Sursum Corda. Hoy más que nunca: Avanzar sin Tarzán.
Texto que iba a ser leído en la Fundación Neruda para la actividad organizada por los 30 años de Adios a Tarzán: «juego carnavalesco de carácter tarzanesco» organizado por Enrique Lihn y Pedro Pablo Celedón el año 1984, con la participación de varios escritores y artistas de la época, el cual terminó con la realización del vídeo conocido bajo el mismo nombre.
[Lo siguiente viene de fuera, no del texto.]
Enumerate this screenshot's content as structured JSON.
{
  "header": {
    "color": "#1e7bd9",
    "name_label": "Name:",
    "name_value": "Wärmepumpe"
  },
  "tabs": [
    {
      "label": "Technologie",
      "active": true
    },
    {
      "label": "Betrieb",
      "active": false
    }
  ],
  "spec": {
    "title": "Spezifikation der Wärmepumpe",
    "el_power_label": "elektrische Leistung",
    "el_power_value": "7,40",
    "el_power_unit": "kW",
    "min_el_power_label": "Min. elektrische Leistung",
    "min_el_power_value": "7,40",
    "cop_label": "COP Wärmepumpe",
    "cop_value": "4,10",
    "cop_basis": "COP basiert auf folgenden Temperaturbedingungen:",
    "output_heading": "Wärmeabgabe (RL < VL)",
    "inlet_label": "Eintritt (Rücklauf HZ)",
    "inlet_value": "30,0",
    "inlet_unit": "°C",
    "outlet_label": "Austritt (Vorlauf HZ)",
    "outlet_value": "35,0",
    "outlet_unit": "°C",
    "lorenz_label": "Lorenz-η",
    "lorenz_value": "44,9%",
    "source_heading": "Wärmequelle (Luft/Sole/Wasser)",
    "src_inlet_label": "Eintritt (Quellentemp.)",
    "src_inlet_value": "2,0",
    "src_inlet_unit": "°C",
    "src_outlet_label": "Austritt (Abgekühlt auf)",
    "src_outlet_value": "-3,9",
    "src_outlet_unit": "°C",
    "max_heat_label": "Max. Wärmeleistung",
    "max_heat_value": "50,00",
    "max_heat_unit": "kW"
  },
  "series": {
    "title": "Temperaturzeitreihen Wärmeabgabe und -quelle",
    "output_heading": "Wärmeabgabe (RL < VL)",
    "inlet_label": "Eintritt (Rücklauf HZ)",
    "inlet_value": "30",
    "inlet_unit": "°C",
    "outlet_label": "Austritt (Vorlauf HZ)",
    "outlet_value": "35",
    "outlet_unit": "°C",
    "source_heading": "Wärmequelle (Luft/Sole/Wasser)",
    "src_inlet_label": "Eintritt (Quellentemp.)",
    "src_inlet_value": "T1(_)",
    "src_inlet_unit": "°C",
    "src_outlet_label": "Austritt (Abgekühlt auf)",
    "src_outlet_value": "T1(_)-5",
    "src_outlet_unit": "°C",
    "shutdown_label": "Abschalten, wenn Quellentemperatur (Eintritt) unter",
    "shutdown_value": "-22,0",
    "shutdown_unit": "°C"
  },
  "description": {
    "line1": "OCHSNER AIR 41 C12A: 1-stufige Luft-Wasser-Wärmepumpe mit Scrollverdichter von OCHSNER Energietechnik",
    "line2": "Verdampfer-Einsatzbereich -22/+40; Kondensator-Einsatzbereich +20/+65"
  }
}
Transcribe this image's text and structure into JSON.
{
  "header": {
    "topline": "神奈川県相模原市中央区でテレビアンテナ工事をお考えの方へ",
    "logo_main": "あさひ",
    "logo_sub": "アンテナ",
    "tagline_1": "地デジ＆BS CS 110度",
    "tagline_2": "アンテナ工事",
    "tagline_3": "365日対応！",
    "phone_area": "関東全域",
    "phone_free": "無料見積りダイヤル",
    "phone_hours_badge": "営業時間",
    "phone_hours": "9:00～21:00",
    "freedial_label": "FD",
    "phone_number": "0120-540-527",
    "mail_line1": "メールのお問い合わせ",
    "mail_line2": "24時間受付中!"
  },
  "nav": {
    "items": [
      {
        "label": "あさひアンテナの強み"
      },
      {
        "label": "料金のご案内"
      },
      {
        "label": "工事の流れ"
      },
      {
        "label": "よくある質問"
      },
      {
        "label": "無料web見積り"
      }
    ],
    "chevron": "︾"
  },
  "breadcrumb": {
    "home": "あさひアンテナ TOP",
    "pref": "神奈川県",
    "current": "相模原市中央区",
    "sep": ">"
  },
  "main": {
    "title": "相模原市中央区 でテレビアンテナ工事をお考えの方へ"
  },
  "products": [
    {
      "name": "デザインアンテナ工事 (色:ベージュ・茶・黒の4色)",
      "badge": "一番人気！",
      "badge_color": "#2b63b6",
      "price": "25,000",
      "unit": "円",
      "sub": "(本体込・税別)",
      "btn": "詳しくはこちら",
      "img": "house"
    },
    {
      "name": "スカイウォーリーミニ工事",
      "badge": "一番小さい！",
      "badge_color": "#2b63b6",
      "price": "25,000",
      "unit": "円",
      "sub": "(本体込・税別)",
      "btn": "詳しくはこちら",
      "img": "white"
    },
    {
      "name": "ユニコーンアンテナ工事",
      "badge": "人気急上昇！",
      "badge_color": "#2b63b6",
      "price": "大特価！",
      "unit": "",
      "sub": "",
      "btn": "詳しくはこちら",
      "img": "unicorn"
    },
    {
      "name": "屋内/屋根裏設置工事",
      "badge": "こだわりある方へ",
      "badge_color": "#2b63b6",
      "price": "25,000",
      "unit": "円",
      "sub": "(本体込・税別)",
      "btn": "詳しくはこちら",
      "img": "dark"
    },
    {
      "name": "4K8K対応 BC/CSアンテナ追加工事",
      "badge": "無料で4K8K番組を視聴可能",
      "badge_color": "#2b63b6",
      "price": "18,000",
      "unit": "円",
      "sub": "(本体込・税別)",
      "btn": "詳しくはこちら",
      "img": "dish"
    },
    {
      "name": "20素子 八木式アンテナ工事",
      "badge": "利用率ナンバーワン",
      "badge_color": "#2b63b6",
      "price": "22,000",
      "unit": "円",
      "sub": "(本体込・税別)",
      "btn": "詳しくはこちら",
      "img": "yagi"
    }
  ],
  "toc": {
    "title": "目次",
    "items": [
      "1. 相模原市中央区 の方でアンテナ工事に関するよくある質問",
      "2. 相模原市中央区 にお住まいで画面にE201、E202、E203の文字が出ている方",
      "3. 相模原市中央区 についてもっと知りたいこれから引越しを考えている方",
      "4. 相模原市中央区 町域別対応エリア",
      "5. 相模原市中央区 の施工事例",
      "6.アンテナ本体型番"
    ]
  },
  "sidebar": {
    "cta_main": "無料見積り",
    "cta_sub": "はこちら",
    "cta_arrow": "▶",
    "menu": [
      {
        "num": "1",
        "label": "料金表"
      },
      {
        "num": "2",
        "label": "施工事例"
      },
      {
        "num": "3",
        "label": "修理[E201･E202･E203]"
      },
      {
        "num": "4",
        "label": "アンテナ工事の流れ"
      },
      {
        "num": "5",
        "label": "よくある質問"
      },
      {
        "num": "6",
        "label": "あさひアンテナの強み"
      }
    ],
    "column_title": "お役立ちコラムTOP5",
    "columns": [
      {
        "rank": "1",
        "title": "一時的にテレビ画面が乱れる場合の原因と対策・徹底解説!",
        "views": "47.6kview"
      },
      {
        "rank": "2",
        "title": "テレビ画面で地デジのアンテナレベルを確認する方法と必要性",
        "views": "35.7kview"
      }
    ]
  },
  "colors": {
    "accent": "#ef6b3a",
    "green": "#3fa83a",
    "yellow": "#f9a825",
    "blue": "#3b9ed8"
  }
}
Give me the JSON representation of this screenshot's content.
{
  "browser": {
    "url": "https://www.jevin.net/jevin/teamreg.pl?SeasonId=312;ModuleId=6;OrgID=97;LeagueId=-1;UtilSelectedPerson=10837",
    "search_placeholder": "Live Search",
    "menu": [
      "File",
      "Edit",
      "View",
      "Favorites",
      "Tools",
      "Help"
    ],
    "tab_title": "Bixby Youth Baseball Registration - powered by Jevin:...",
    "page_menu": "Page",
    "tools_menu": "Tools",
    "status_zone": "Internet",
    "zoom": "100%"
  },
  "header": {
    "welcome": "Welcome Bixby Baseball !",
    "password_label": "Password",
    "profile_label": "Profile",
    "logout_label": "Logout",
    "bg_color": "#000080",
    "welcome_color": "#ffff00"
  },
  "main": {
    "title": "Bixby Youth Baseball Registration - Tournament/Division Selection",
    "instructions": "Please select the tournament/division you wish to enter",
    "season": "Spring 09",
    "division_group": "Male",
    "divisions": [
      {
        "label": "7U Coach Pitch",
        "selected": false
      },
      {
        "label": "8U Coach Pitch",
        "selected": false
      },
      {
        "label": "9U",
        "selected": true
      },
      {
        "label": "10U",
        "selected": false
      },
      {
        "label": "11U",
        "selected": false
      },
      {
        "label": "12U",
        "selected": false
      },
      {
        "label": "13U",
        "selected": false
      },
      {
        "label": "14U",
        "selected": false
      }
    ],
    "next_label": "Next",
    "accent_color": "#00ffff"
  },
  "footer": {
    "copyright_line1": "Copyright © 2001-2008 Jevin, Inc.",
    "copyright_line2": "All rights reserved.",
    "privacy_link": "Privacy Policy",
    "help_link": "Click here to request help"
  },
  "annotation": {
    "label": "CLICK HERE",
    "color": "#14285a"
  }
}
El vídeo completo está disponible en en Youtube.
1977, Chacarillas: “Hoy, volvemos a enfrentar una lucha desigual, contra una acción foránea de diversos orígenes y tonalidades, que a veces adopta la forma de la agresión enemiga, y que en otras ocasiones se presenta bajo el rostro de una presión amiga (…) Quienes, por su parte pretenden desde el interior aliarse con estos desbordes internacionales que parecieran revivir formas de imperialismo que creíamos ya superadas en el Occidente, sólo logran retratarse mejor en sus ambiciones sin freno, y hacerse acreedores al justo desprecio del pueblo chileno”, exclama Pinochet, acaso dictado por una voz otra, ausentada la más de las veces, un escribidor de discursos al que no le tirita el bigote de huaso, en primer lugar porque no tiene uno.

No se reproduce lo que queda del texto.